The real reason Putin hasn’t used nuclear weapons is the same as it has always been—indeed, the same as it has been since the Soviets tested their first atomic bomb in the Kazakh desert in 1949. Putin is deterred. He knows, or at least suspects strongly enough, that the use of a nuclear weapon would entail unacceptable consequences. Just because he might not consider using nuclear weapons a big deal doesn’t mean that we—specifically the United States, the United Kingdom, and France, the three nuclear-armed NATO members—don’t. That gives the United States and its allies leverage. If he’s truly cavalier about using nuclear weapons, and we’re not, then he has reason to worry that the use of even a small nuclear weapon would trigger a much larger response.

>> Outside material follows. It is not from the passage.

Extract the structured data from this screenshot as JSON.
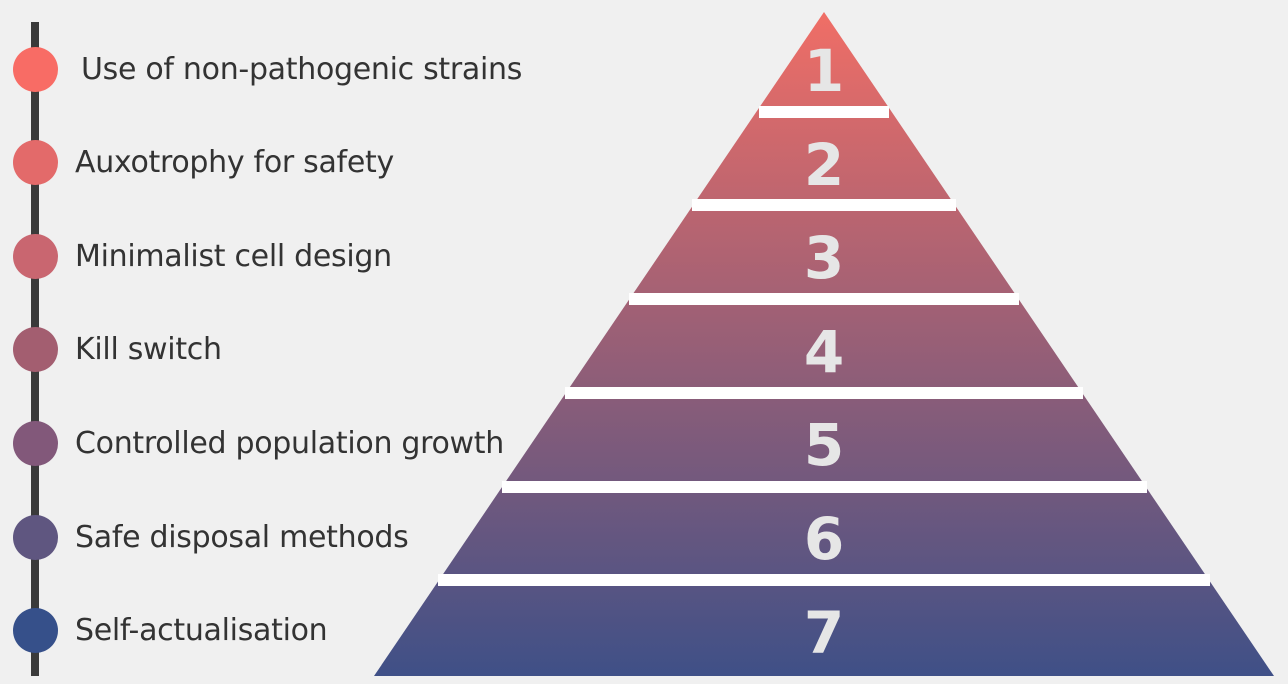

President Biden’s national security advisor, Jake Sullivan, has made it known that the United States has warned the Russian government in private that any use of nuclear weapons would have “catastrophic consequences.” Just in case that message isn’t clear, it should be repeated in public by Biden himself. He should say, in his own voice, something like: The United States would consider the use of nuclear, chemical, biological, or radiological weapons anywhere in Ukraine to be a significant threat to our vital national interests, and we would respond accordingly. One benefit of such a pronouncement would be to tie Biden’s hands, thereby strengthening the credibility of the threat. The more credible the threat, the more Putin has to worry about the consequences of using nuclear weapons—whether on territory he’s annexed or on territory he hasn’t.
Which brings us back to the annexations. The best explanation of what they accomplish is that they make it harder for Putin to back down. (They also, under Russian law, allow him to send recruits to those territories, whereas before he could only send volunteers; but again, laws mean nothing to him.) The cleverness of the annexations is that they set a clear new goal for Russia’s military: Take these four provinces, then maybe we can declare victory.
What the annexations don’t do is give Putin any more personnel or materiel, better leadership, or a boost to morale to accomplish his goals. As David Kramer noted on Friday, Putin’s partial mobilization, together with the referenda, may ultimately make it even harder for him to accomplish even his pared-down objectives in Ukraine.
Other than that, the annexations change nothing.